Using google image search and Unsplash, I quickly picked out some background images for some random papers then overlaid them with text and some buttons. Done — now for some user testing.
After loading the exported jpg’s into Chrome, I wondered over to unsuspecting colleagues and friends ready to show off my new creation. A few approving nods later and I felt confident to move onto the next stage: coding. The question remained though, how was I going to automate the selection of those background images?
One way to solve this is to take a bunch of text from different academic articles like titles and abstracts, then use it to train something called a ‘topic model’. The theory is that after a model is trained, I can show it something like the abstract of a paper it has not seen before and it will try to guess the topic it belongs to.
You can achieve this with some pretty amazing machine learning tools like LDA (Latent Dirichlet Allocation) or bag of words. I found this tutorial if you are interested in reading up on this stuff yourself.
Thankfully though, it turned out there was already a team in my company (Elsevier) building such a topic model classifier (specifically for scientific topics). All I needed was some free text, like a title or abstract, and this service would try to classify it based on a scientific hierarchy (called Omniscience) — perfect.
Implementing the service
I think I have all the components we need now.
For each paper selected by the trending API, I can pass that papers title and abstract to the topic classifier, get a topic back, give that keyword to an image API, get an image URL back and store the result. This job will run once a day on a Lambda for a range of different scientific disciplines, aggregate the results and save the output as a JSON file on an S3 bucket.
Once a day, when a user opens the Chrome app, it checks if this ‘papers’ file has updated. If it hasn’t, it will call our API and store the trending papers file locally (minimising the number of requests required). It’s simple but should work.
But there is a little time for some bells and whistles: it would be cool if you could also choose your discipline of interest, so I added a dropdown for that.
And voila! A new random trending academic paper for each new browser tab. I’m feeling more worldly and productive already.
Its been about six months now since I launched the app on the chrome store and overall, I’m pretty happy with the results.
At the time of writing, there are roughly around 600 weekly active users (hopefully nothing breaks), and a few nice reviews. Somebody even made a YouTube video (shout out below).

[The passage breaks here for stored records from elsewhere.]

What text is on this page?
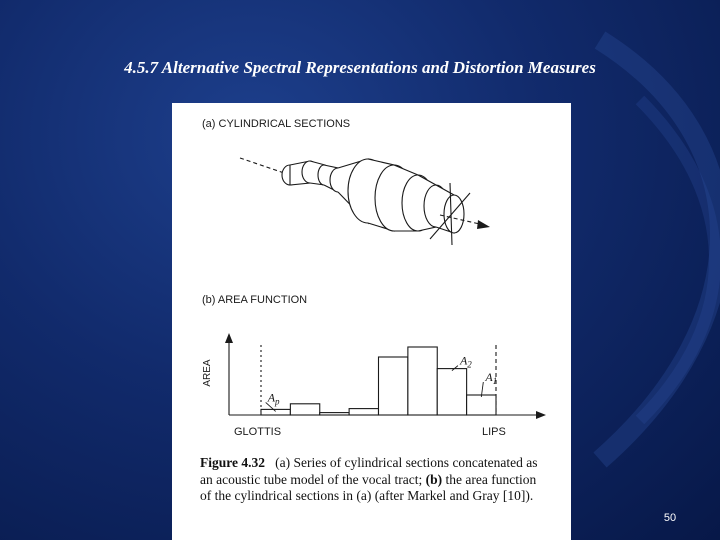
4.5.7 Alternative Spectral Representations and Distortion Measures
(a) CYLINDRICAL SECTIONS
(b) AREA FUNCTION
AREA
$A_p$
$A_2$
$A_1$
GLOTTIS	LIPS
Figure 4.32 (a) Series of cylindrical sections concatenated as an acoustic tube model of the vocal tract; (b) the area function of the cylindrical sections in (a) (after Markel and Gray [10]).
50
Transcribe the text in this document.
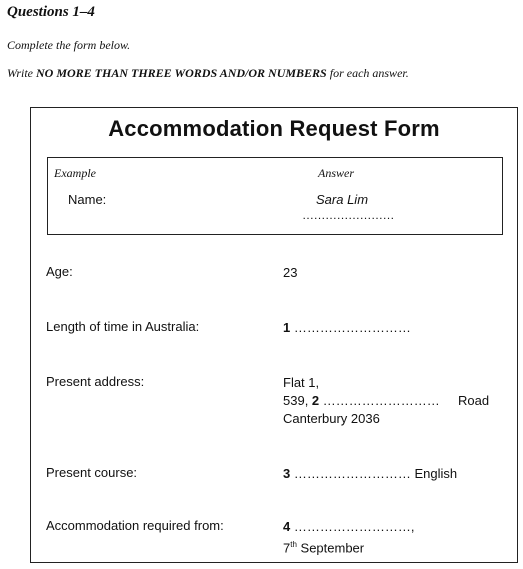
Questions 1–4

Complete the form below.

Write NO MORE THAN THREE WORDS AND/OR NUMBERS for each answer.

Accommodation Request Form
Example	Answer
Name:	Sara Lim
……………………
Age:	23
Length of time in Australia:	1 ………………………
Present address:	Flat 1,
539, 2 ……………………… Road
Canterbury 2036
Present course:	3 ……………………… English
Accommodation required from:	4 ………………………,
7th September
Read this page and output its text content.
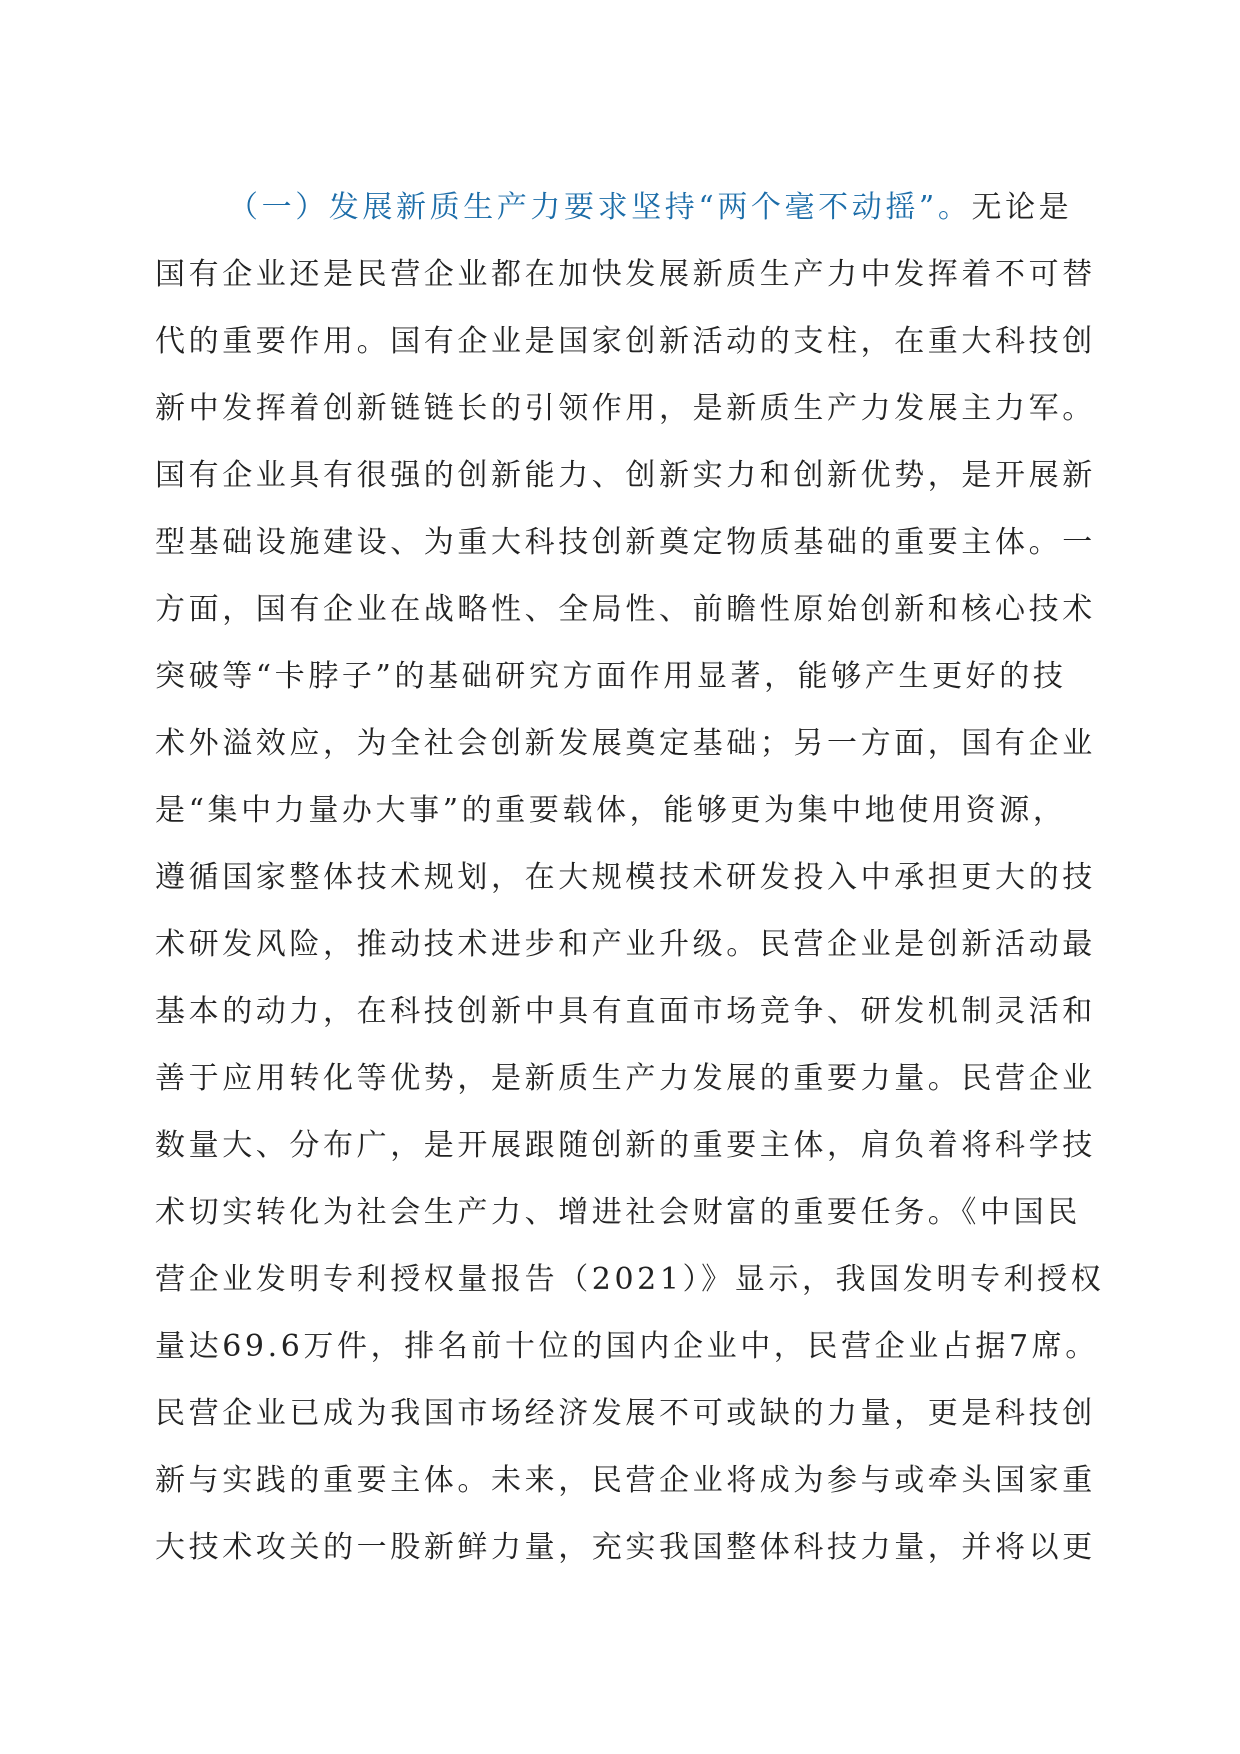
（一）发展新质生产力要求坚持“两个毫不动摇”。无论是
国有企业还是民营企业都在加快发展新质生产力中发挥着不可替
代的重要作用。国有企业是国家创新活动的支柱，在重大科技创
新中发挥着创新链链长的引领作用，是新质生产力发展主力军。
国有企业具有很强的创新能力、创新实力和创新优势，是开展新
型基础设施建设、为重大科技创新奠定物质基础的重要主体。一
方面，国有企业在战略性、全局性、前瞻性原始创新和核心技术
突破等“卡脖子”的基础研究方面作用显著，能够产生更好的技
术外溢效应，为全社会创新发展奠定基础；另一方面，国有企业
是“集中力量办大事”的重要载体，能够更为集中地使用资源，
遵循国家整体技术规划，在大规模技术研发投入中承担更大的技
术研发风险，推动技术进步和产业升级。民营企业是创新活动最
基本的动力，在科技创新中具有直面市场竞争、研发机制灵活和
善于应用转化等优势，是新质生产力发展的重要力量。民营企业
数量大、分布广，是开展跟随创新的重要主体，肩负着将科学技
术切实转化为社会生产力、增进社会财富的重要任务。《中国民
营企业发明专利授权量报告（2021）》显示，我国发明专利授权
量达69.6万件，排名前十位的国内企业中，民营企业占据7席。
民营企业已成为我国市场经济发展不可或缺的力量，更是科技创
新与实践的重要主体。未来，民营企业将成为参与或牵头国家重
大技术攻关的一股新鲜力量，充实我国整体科技力量，并将以更
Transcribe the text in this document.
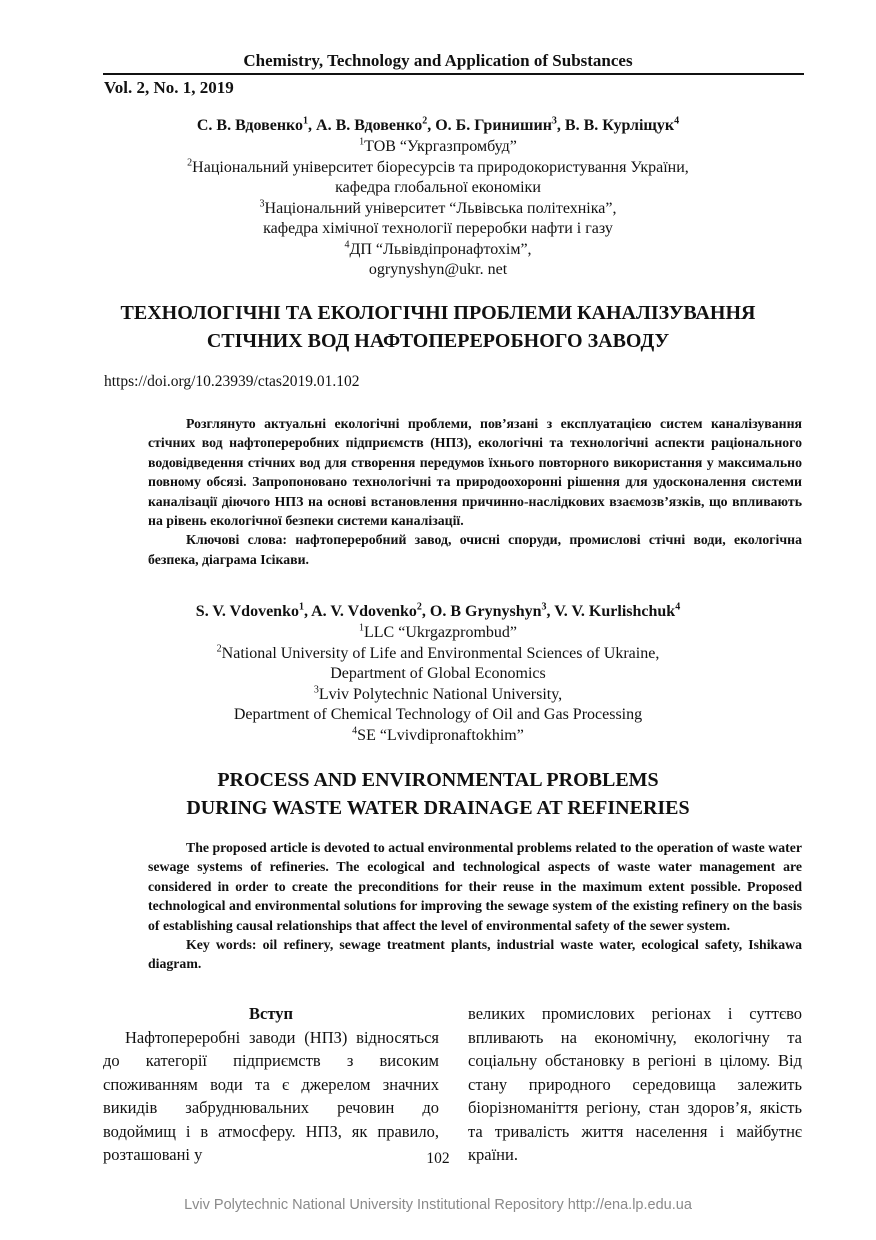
Chemistry, Technology and Application of Substances
Vol. 2, No. 1, 2019
С. В. Вдовенко$^1$, А. В. Вдовенко$^2$, О. Б. Гринишин$^3$, В. В. Курліщук$^4$
$^1$ТОВ “Укргазпромбуд”
$^2$Національний університет біоресурсів та природокористування України,
кафедра глобальної економіки
$^3$Національний університет “Львівська політехніка”,
кафедра хімічної технології переробки нафти і газу
$^4$ДП “Львівдіпронафтохім”,
ogrynyshyn@ukr. net
ТЕХНОЛОГІЧНІ ТА ЕКОЛОГІЧНІ ПРОБЛЕМИ КАНАЛІЗУВАННЯ
СТІЧНИХ ВОД НАФТОПЕРЕРОБНОГО ЗАВОДУ
https://doi.org/10.23939/ctas2019.01.102

Розглянуто актуальні екологічні проблеми, пов’язані з експлуатацією систем каналізування стічних вод нафтопереробних підприємств (НПЗ), екологічні та технологічні аспекти раціонального водовідведення стічних вод для створення передумов їхнього повторного використання у максимально повному обсязі. Запропоновано технологічні та природоохоронні рішення для удосконалення системи каналізації діючого НПЗ на основі встановлення причинно-наслідкових взаємозв’язків, що впливають на рівень екологічної безпеки системи каналізації.

Ключові слова: нафтопереробний завод, очисні споруди, промислові стічні води, екологічна безпека, діаграма Ісікави.

S. V. Vdovenko$^1$, A. V. Vdovenko$^2$, O. B Grynyshyn$^3$, V. V. Kurlishchuk$^4$
$^1$LLC “Ukrgazprombud”
$^2$National University of Life and Environmental Sciences of Ukraine,
Department of Global Economics
$^3$Lviv Polytechnic National University,
Department of Chemical Technology of Oil and Gas Processing
$^4$SE “Lvivdipronaftokhim”
PROCESS AND ENVIRONMENTAL PROBLEMS
DURING WASTE WATER DRAINAGE AT REFINERIES

The proposed article is devoted to actual environmental problems related to the operation of waste water sewage systems of refineries. The ecological and technological aspects of waste water management are considered in order to create the preconditions for their reuse in the maximum extent possible. Proposed technological and environmental solutions for improving the sewage system of the existing refinery on the basis of establishing causal relationships that affect the level of environmental safety of the sewer system.

Key words: oil refinery, sewage treatment plants, industrial waste water, ecological safety, Ishikawa diagram.

Вступ

Нафтопереробні заводи (НПЗ) відносяться до категорії підприємств з високим споживанням води та є джерелом значних викидів забруднювальних речовин до водоймищ і в атмосферу. НПЗ, як правило, розташовані у

великих промислових регіонах і суттєво впливають на економічну, екологічну та соціальну обстановку в регіоні в цілому. Від стану природного середовища залежить біорізноманіття регіону, стан здоров’я, якість та тривалість життя населення і майбутнє країни.

102
Lviv Polytechnic National University Institutional Repository http://ena.lp.edu.ua
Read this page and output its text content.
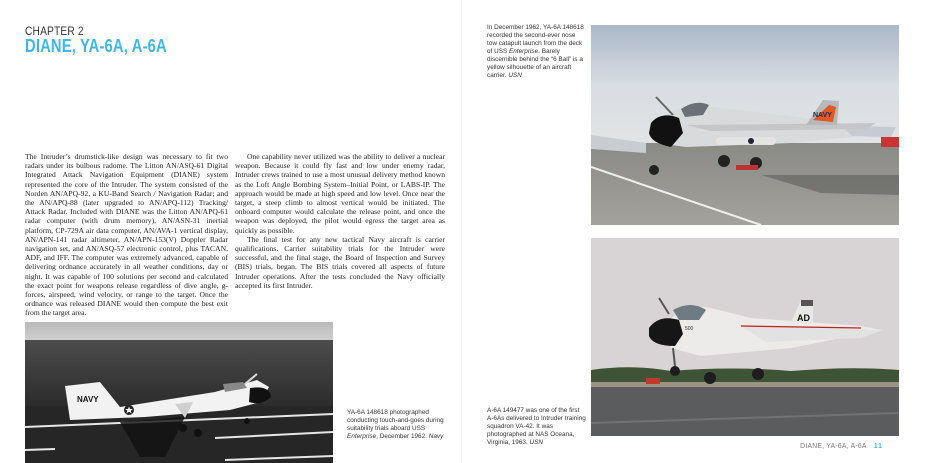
CHAPTER 2
DIANE, YA-6A, A-6A

The Intruder’s drumstick-like design was necessary to fit two radars under its bulbous radome. The Litton AN/ASQ-61 Digital Integrated Attack Navigation Equipment (DIANE) system represented the core of the Intruder. The system consisted of the Norden AN/APQ-92, a KU-Band Search / Navigation Radar; and the AN/APQ-88 (later upgraded to AN/APQ-112) Tracking/ Attack Radar. Included with DIANE was the Litton AN/APQ-61 radar computer (with drum memory), AN/ASN-31 inertial platform, CP-729A air data computer, AN/AVA-1 vertical display, AN/APN-141 radar altimeter, AN/APN-153(V) Doppler Radar navigation set, and AN/ASQ-57 electronic control, plus TACAN, ADF, and IFF. The computer was extremely advanced, capable of delivering ordnance accurately in all weather conditions, day or night. It was capable of 100 solutions per second and calculated the exact point for weapons release regardless of dive angle, g-forces, airspeed, wind velocity, or range to the target. Once the ordnance was released DIANE would then compute the best exit from the target area.

One capability never utilized was the ability to deliver a nuclear weapon. Because it could fly fast and low under enemy radar, Intruder crews trained to use a most unusual delivery method known as the Loft Angle Bombing System–Initial Point, or LABS-IP. The approach would be made at high speed and low level. Once near the target, a steep climb to almost vertical would be initiated. The onboard computer would calculate the release point, and once the weapon was deployed, the pilot would egress the target area as quickly as possible.

The final test for any new tactical Navy aircraft is carrier qualifications. Carrier suitability trials for the Intruder were successful, and the final stage, the Board of Inspection and Survey (BIS) trials, began. The BIS trials covered all aspects of future Intruder operations. After the tests concluded the Navy officially accepted its first Intruder.

NAVY
YA-6A 148618 photographed conducting touch-and-goes during suitability trials aboard USS Enterprise, December 1962. Navy
In December 1962, YA-6A 148618 recorded the second-ever nose tow catapult launch from the deck of USS Enterprise. Barely discernible behind the “6 Ball” is a yellow silhouette of an aircraft carrier. USN
NAVY
AD
500
A-6A 149477 was one of the first A-6As delivered to Intruder training squadron VA-42. It was photographed at NAS Oceana, Virginia, 1963. USN	DIANE, YA-6A, A-6A 11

For me, I’m just happy some people seem to enjoy it. The learning experience of building this was fun. I event took the opportunity over the last few months to add some new features like ‘Sign in with Mendeley’, ‘Add to Library’ and ‘Share’.
I also spent a bit of time trying to optimise the image selection for different articles. Eventually, I settled on something between an automated and a pre-defined image selection system based on keywords.
At the start, there were a few borderline offensive and product placement images which were not appropriate, but now those get filtered out automatically.
Getting the image matching more accurate would be cool, but I find it hits its mark around 80% of the time. Any topic which is too weird to pair with an image automatically gets a lovely ‘abstract’ design.
Ideally, I want to make this app more personal for each user. For example, if you link your Mendeley Library, I want to show you recommended papers based on what you have recently been reading. That could be cool.
This project has helped open my eyes to new ways of discovering academic content. The Mendeley reader metric, for example, looks like it could be an exciting way to predict future relevant academic papers even before they are cited. Maybe I will find a use for that next.
Full disclosure: I’m a product manager working at Mendeley. The Paper of The Day app is not affiliated with Mendeley in any way and is just a personal experiment. All thoughts expressed here are my own.